(159d) New Tools for the Conceptual Design of Heterogeneous Reactive Distillation Columns | AIChE

(159d) New Tools for the Conceptual Design of Heterogeneous Reactive Distillation Columns


Gomez Garcia, M. A. - Presenter, National University of Colombia
Rodriguez Niño, G. - Presenter, UNIVERSIDAD NACIONAL DE COLOMBIA-Sede Bogotá
Sanchez Correa, C. A. - Presenter, UNIVERSIDAD NACIONAL DE COLOMBIA-Sede Bogotá

From a general point of view, the design of a distillation column can be performed using three different models: a. equilibrium (phases and chemical); b. only phase equilibrium (kinetics controls); and c. non-equilibrium (e.g., using Maxwell-Stephan equations). Those three models involve in different ways the mass transfer and/or the reaction rate resistances. Moreover, during the earlier stages of column design, it is useful to consider the following progressive steps: 1. the application of shortcut methods and equilibrium for the basic design; 2. the determination of the reaction volume distribution or residence time, applying a kinetic based model; and 3. the consideration of the hardware requirements for the distillation column (e.g.: column diameter, tray spacing, etc.), using a non-equilibrium model. Every step in the progression gives the estimate values for the next one. In the case of a heterogeneous distillation column, the design procedure is more complex. It includes the verification of the separability (the determination if the proposed separation is possible); the assurance of the minimum energy consumption (minimum reflux as a function of the heterogeneous stages); the location of the reaction zone and the feed stage(s); and the calculation of the theoretical stage number for a given feed and reflux (higher than the minimum) [1,2]. The application of transformed coordinates, proposed by Ung & Doherty [3,4], to the equilibrium model can be useful for the determination of the parameters presented above.

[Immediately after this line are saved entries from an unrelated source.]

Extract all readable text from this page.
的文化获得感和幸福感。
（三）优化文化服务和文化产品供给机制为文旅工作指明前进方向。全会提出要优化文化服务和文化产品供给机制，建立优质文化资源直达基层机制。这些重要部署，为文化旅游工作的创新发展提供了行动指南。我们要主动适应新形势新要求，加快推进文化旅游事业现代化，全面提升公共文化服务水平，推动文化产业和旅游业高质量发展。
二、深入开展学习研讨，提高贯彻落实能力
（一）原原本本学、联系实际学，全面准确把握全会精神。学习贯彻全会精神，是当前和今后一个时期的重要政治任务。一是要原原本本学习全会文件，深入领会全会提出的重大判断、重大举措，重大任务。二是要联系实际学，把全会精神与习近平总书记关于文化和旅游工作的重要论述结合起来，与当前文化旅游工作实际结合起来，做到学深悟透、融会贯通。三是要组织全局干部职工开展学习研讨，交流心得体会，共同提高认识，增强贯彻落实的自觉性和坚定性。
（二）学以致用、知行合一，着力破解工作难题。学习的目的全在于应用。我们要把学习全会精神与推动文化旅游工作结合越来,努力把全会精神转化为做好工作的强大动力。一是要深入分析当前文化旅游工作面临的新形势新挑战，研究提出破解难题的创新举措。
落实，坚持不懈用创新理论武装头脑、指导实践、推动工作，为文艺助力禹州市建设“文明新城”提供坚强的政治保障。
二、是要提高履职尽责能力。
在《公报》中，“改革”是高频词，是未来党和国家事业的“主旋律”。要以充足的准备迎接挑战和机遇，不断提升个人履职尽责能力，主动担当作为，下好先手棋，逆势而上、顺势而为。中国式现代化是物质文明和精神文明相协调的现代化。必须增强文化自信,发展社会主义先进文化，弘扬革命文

In this work, some new numerical tools for the conceptual design of heterogeneous reactive distillation columns are presented. They are based on continuation techniques for calculating, among others, the reactive pinch point branches and the reactive binodal. Those elements can also be represented in the transformed coordinate diagram. In the case of hybrid reactive distillation columns, it is possible to use the concepts of conventional methods for non-reactive mixtures in conjunction with the new tools developed in this work. The three main contributions of this work to the shortcut methods for heterogeneous distillation column are: 1. The proposition of a new method for constructing reactive binodals; 2. The proposition of a general technique to establish all pinch point and their loci as well as distillation trajectories; and 3. The possibility of using the reactive operation leaf to specify the separation possibilities. The algorithm is applied to conceptual design of technological schemas for two esterification reactions: acetic acid with n-amyl alcohol, and acetic acid with isoamyl alcohol. Due to the marked differences in the pressure sensitivity of the azeotropes of those two reactive mixtures, the separation possibilities by reactive distillation could be different even at the same reaction conditions


 [1]. Felbad, N.; Hildebrandt, D, and Glasser, D. “A new method of locating all pinch points in nonideal distillation systems, and its application to pinch point loci and distillation boundaries”. Computers and Chemical Engineering, 2010, article in press, available on line in www.ScienceDirect

[2]. Lucia, A.; Amale, A. and Taylor, R. “Distillation pinch points and more”. Computers & Chemical Engineering, vol. 32, 2008, pp. 1342-1364.

[3]. Ung, S. and Doherty, M. F. “Vapor-Liquid Phase Equilibrium in Systems with Multiple Chemical Reactions”. Chemical Engineering Science, Vol. 50, 1995, pp. 23-48.

[4]. Wasylkiewicz, S. K. and Ung, S. “Global Phase Stability Analysis for Heterogeneous Reactive Mixtures and Calculation of Reactive Liquid – Liquid and Vapor – Liquid – Liquid Equilibria”. Fluid Phase Equilibria, vol. 175, 2000, pp. 253-272.